I've been up since 5.30 this morning, worked the morning and evening shifts, and had no nap yet I'm still fairly awake and it's 11.30pm, and I've offered to take the boys on an all-day-adventure tomorrow, when I'll have them from 9am to god-knows-when, the elusive 'end of babysitting' hour. I blame the sun- it makes everything seem so lovely and I get optimistic, thinking maybe the boys will listen to my desperate screeching and actually stop running (heads down, full speed, downhill) before they crash onto the road at a Red Man. Maybe when I tell them to get out of the bath they'll just stand up and do it, instead of spitting the bathwater they'd been holding in all over my legs and then jumping on me so I'm soaked, furious and unable to get up off the bathroom floor. Maybe, they'll hold back from calling me 'miss caca' in public, loudly. At home at least I can pretend it's affectionate...
For a few happy minutes we all thought the little one had missed me after being away for 2 weeks of hardcore skiing, but it turned out he just said it wrong. 'She missed me' ('but I didn't miss her'), is what he was trying to say, but because of my excellent teaching skills he knew how to say it in English but confused it in French.
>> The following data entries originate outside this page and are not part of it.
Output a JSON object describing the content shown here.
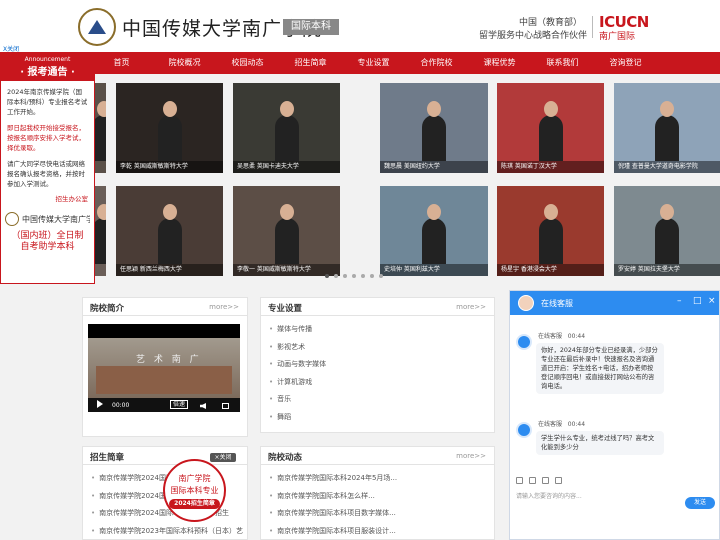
{
  "header": {
    "school_name": "中国传媒大学南广学院",
    "intl_badge": "国际本科",
    "right_line1": "中国（教育部）",
    "right_line2": "留学服务中心战略合作伙伴",
    "icucn_logo": "ICUCN",
    "icucn_sub": "南广国际",
    "close_link": "X关闭"
  },
  "nav": {
    "items": [
      "首页",
      "院校概况",
      "校园动态",
      "招生简章",
      "专业设置",
      "合作院校",
      "课程优势",
      "联系我们",
      "咨询登记"
    ]
  },
  "announcement": {
    "title_en": "Announcement",
    "title_zh": "· 报考通告 ·",
    "p1": "2024年南京传媒学院（国际本科/预科）专业报名考试工作开始。",
    "p2": "即日起我校开始接受报名，按报名顺序安排入学考试，择优录取。",
    "p3": "请广大同学尽快电话或网络报名确认报考资格，并按时参加入学测试。",
    "sign": "招生办公室",
    "logo_text": "中国传媒大学南广学院",
    "program_line1": "（国内班）全日制",
    "program_line2": "自考助学本科"
  },
  "gallery": {
    "items": [
      {
        "caption": "李乾  英国威斯敏斯特大学",
        "bg": "#2b2522"
      },
      {
        "caption": "吴思柔  英国卡迪夫大学",
        "bg": "#3a3a34"
      },
      {
        "caption": "魏思晨  美国纽约大学",
        "bg": "#6f7b8a"
      },
      {
        "caption": "陈琪  英国诺丁汉大学",
        "bg": "#b23a3a"
      },
      {
        "caption": "倪瑾  查普曼大学道奇电影学院",
        "bg": "#8ea3b8"
      },
      {
        "caption": "任思颖  新西兰梅西大学",
        "bg": "#4a3c36"
      },
      {
        "caption": "李敬一  英国威斯敏斯特大学",
        "bg": "#5c4e46"
      },
      {
        "caption": "史培仲  英国利兹大学",
        "bg": "#6f8798"
      },
      {
        "caption": "杨星宇  香港浸会大学",
        "bg": "#9a3a2e"
      },
      {
        "caption": "罗安婷  英国拉夫堡大学",
        "bg": "#7e8a90"
      },
      {
        "caption": "",
        "bg": "#5a5048"
      },
      {
        "caption": "",
        "bg": "#6a5e58"
      }
    ]
  },
  "panels": {
    "intro": {
      "title": "院校简介",
      "more": "more>>"
    },
    "majors": {
      "title": "专业设置",
      "more": "more>>",
      "items": [
        "媒体与传播",
        "影视艺术",
        "动画与数字媒体",
        "计算机游戏",
        "音乐",
        "舞蹈"
      ]
    },
    "admission": {
      "title": "招生简章",
      "close": "×关闭",
      "items": [
        "南京传媒学院2024国际本科招生简章",
        "南京传媒学院2024国际本科预科简章",
        "南京传媒学院2024国际本科（日本）招生",
        "南京传媒学院2023年国际本科预科（日本）艺"
      ]
    },
    "news": {
      "title": "院校动态",
      "more": "more>>",
      "items": [
        "南京传媒学院国际本科2024年5月场...",
        "南京传媒学院国际本科怎么样...",
        "南京传媒学院国际本科项目数字媒体...",
        "南京传媒学院国际本科项目服装设计..."
      ]
    }
  },
  "video": {
    "title": "艺 术 南 广",
    "time": "00:00",
    "speed": "倍速"
  },
  "seal": {
    "line1": "南广学院",
    "line2": "国际本科专业",
    "line3": "2024招生简章"
  },
  "chat": {
    "title": "在线客服",
    "msg1_sender": "在线客服",
    "msg1_time": "00:44",
    "msg1_text": "你好，2024年部分专业已经录满，少部分专业还在最后补录中！快速报名及咨询通道已开启：学生姓名+电话，招办老师按登记顺序回电！或直接拨打网站公布的咨询电话。",
    "msg2_sender": "在线客服",
    "msg2_time": "00:44",
    "msg2_text": "学生学什么专业，统考过线了吗？高考文化能到多少分",
    "input_placeholder": "请输入您要咨询的内容...",
    "send_label": "发送"
  }
}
Again, I'll blame the amount of sunshine I've sat in today, but I did have a momentary 'oooh he's very cute, maybe it would be nice to have children some day' moment, which was a shock to be honest. Thought all this au-pairing had put me off for good. Please note this does NOT mean I'm open to conversations like the one Helen tried to start the other day on Skype, slipping in "so how old do you want to be when you start having kids?" into a perfectly lovely stress-free catch up. NO NEED!